As duas equipes descansaram por alguns minutos, tentando recuperar-se do desgaste sofrido nos sets anteriores. Os dois técnicos, histéricos, gritavam ordens e instruções aos jogadores que mal conseguiam ouvir o que era dito.
Voltaram para a quadra, cansados, suando em bicas, beirando à exaustão. O tie-brake começou emocionante. Os pontos eram disputados com ardor, um a um. Chegaram ao empate em 12. O Brasil consegue abrir 14 a 12. Estava a um ponto da vitória. Mas, a Rússia não se entrega, briga até o fim. Marca mais um, diminuindo a diferença para 14 a 13.

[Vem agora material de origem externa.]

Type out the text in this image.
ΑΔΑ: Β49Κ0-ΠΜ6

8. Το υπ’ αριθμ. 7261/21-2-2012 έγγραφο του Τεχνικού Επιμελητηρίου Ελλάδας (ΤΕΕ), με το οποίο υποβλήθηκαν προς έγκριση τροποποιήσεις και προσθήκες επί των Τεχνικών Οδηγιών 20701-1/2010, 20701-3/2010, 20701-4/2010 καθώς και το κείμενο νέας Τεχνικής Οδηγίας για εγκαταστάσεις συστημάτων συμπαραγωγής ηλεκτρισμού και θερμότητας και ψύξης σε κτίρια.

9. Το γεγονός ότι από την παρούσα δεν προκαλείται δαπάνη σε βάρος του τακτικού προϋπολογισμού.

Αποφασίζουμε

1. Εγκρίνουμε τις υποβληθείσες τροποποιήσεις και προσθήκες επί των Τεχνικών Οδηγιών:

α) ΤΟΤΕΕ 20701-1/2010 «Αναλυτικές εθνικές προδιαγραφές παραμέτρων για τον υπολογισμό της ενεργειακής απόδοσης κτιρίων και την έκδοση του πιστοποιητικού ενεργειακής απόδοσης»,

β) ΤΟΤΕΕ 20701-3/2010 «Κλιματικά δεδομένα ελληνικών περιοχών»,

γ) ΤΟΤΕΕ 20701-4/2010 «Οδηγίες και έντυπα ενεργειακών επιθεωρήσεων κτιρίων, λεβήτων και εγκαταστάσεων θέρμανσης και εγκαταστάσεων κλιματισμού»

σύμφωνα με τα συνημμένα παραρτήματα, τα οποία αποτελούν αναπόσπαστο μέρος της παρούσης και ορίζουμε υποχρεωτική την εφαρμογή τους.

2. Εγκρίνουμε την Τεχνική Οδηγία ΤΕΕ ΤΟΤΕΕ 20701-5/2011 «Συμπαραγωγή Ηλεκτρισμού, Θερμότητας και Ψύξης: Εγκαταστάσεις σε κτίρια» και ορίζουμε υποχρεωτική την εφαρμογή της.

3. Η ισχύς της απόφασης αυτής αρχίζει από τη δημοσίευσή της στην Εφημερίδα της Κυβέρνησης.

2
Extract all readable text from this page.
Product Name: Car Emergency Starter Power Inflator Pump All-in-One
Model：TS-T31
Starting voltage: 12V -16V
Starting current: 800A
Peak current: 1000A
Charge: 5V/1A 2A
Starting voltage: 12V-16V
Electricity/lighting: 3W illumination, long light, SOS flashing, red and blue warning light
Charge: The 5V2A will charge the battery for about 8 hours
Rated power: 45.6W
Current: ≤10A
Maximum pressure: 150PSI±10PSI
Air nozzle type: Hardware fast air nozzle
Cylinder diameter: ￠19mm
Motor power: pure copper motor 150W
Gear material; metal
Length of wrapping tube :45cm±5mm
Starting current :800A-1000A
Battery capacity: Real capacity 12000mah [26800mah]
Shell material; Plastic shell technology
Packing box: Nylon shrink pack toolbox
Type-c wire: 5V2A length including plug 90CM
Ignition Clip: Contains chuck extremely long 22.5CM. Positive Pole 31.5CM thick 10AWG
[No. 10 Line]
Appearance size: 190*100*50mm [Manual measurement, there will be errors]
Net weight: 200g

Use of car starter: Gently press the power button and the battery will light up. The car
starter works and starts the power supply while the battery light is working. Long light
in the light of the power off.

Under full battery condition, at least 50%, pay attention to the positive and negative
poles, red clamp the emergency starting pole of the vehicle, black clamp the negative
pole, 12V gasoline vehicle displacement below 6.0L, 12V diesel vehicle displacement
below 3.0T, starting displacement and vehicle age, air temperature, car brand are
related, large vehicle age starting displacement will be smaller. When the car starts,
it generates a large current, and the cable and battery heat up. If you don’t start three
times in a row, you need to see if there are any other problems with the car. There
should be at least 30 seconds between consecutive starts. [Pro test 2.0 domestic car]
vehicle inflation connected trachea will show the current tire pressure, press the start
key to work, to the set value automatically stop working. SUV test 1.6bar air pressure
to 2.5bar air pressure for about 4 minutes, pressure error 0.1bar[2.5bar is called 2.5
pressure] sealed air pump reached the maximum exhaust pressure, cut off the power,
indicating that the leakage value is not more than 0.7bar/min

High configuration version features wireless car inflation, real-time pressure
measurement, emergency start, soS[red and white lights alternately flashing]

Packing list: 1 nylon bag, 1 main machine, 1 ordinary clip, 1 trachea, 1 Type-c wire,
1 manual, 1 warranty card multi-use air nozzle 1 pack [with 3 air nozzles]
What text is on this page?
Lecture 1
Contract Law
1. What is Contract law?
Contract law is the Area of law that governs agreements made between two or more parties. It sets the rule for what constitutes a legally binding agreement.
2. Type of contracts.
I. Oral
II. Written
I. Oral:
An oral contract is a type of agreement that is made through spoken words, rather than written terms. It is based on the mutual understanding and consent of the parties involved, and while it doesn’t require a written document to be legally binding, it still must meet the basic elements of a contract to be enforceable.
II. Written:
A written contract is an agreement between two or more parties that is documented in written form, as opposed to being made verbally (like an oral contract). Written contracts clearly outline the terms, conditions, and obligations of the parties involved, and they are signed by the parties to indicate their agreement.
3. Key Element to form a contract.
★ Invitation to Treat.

O saque é da Rússia. A bola voa alta, atravessando a rede e caindo do lado brasileiro. O líbero a recebe com dificuldade, dando um passe para o meio da rede. O levantador, mãos de seda, como se estivesse tratando a bola como a coisa mais preciosa da vida, toca-a de leve com a ponta dos dedos, levantando-a para a ponta esquerda da rede.
Zuma, qual um pássaro gigante, alça o vôo magnífico, atingindo uma altura inimaginável. Suas joelhos se flexionam, empurrando as duas pernas para trás. No ar, levanta o braço direito e prepara a mão para a cortada mortal.
Naquele segundo mágico, que realmente deveria ser congelado para ficar perpetuado no tempo e no espaço, sua vida toda passou por sua mente, como um filme de longa metragem rodando em baixa rotação.